The great Samuel Clemens wrote several amusing essays about the nature of lying, but observed the nature of a successful lie is to keep it simple and stick to it. While making no judgements about the personal veracity of Iran’s leaders, they have earnestly declared that Iran has a nuclear program for peaceful purposes. Setting aside the bloodthirsty promises about what the peaceful nuclear program shall do to Israel or the United States, this one principle has largely been followed.

As evidence of their nation’s peaceful atomic intentions, the Iranian Parliament recently decided that Iranian flagged oil tankers (which belong to their nationalized oil company) should be converted to nuclear propulsion as an economy on fuel… when carrying crude oil to other far distant nations. Strangely enough, apparently the needs for peaceful maritime nuclear engines would require a high degree of enrichment of uranium fuel. Should one take this as another proof of the peaceful intentions of Iran and the products of its native scientific genius – except that none of the many other nations shipping oil and other bulk cargoes around the world for the last 60 years have seen the necessity for outfitting their commercial vessels with nuclear engines.
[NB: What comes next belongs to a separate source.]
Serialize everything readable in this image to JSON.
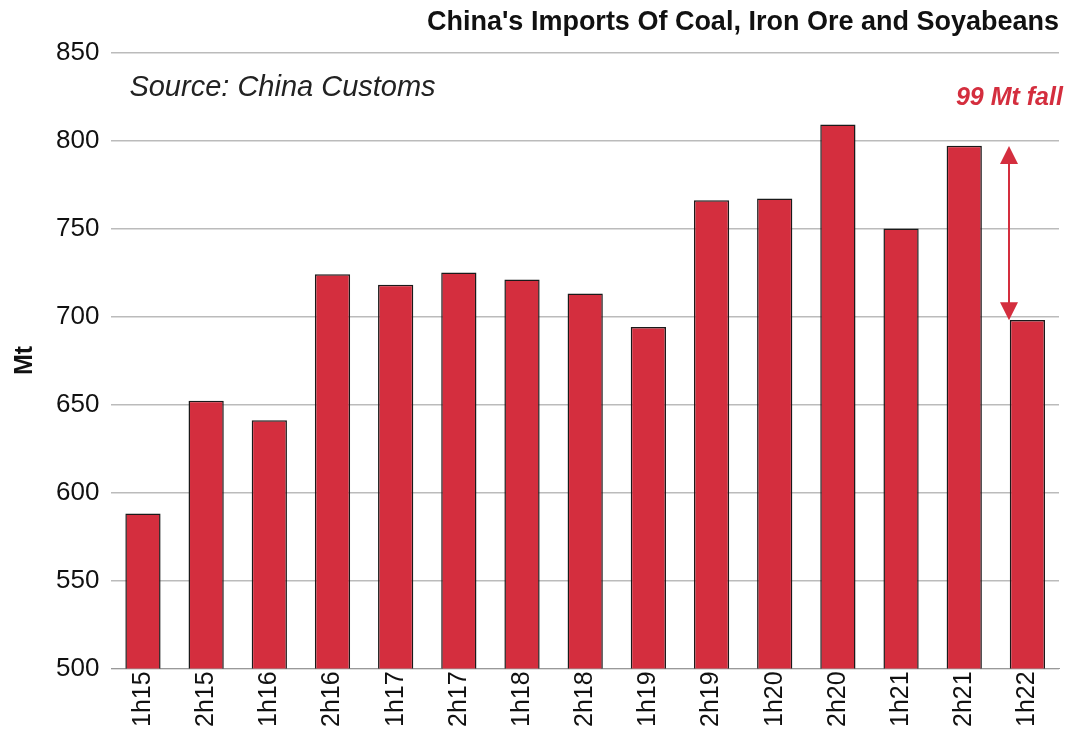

Syria has not been a happy nation… ever. However, the results of the so-called Arab Spring have seen a Saudi-financed, Turkish-backed Sunni Muslim Brotherhood insurgency against the Iranian-supported Shi’ia minority dictatorship of the Assad family. All contending parties seem adept at handling explosives and small arms, but the truth seems a much more unstable commodity. Enter Iran, in support of a country it fondly imagines to be a client state.

In early July, the world’s capitals were stunned by news that the Russians, Chinese and Iranians would be staging joint military exercises in Syria sometime this summer – a determined show of force in support of the beleaguered Assad regime and a dramatic escalation of the crisis. However, among those capitals were Moscow and Beijing, who had no idea that their armed forces were on the road to Damascus. It seems that few people checked the origin of the story… the Iranian Fars news agency.

Iran, perhaps feeling apprehensive in a world that really does not love its government, has been claiming that Russia and China are close friends. China, however, is nakedly pragmatic in its own interests and has no friends, only business partners and clients. Russia has a long and complex history with Persia and, long-term players that the Muscovites are, looks forward to maintaining that history when the Revolution is over. Accordingly, the Russians are being as friendly as one’s banker might be when one’s credit line is almost maxed out – not amicable at the moment but willing to preserve future options.

One final example of the current Iranian willingness to be economical with the truth is that the Basiji Press (an Iranian government news agency) announced in late May 2012 that a recently discovered Gospel of Barnabas will trigger the end of Christianity. For those unfamiliar with this gospel, it was discovered in the 16th Century and purports that Christ forecasted the arrival of Mohammed. Funnily enough, what is known of this Gospel is that it is rife with anachronisms and the oldest versions of it seem to have been written in Arabic characters… who knew? It would take a real idiot to treat something as farcical as this seriously.

The Iranian people are a great and ancient one, with many talents and much to offer the world. But in the last 33 years, they have been ruled by a government that murders its prisoners, hangs teenaged girls, has run their economy into the ground (no mean trick for a major oil exporter), and has spread terror throughout the world. Yet, what must be really irritating even beyond the regime’s cruelty and corruption is their stupidity and incompetence. It is no shame to be ruled by hard and vicious dictators, but a dictatorship as full of nincompoops as this? It is no wonder you can meet so many Iranians so red-faced with embarrassment these days, and that’s the truth.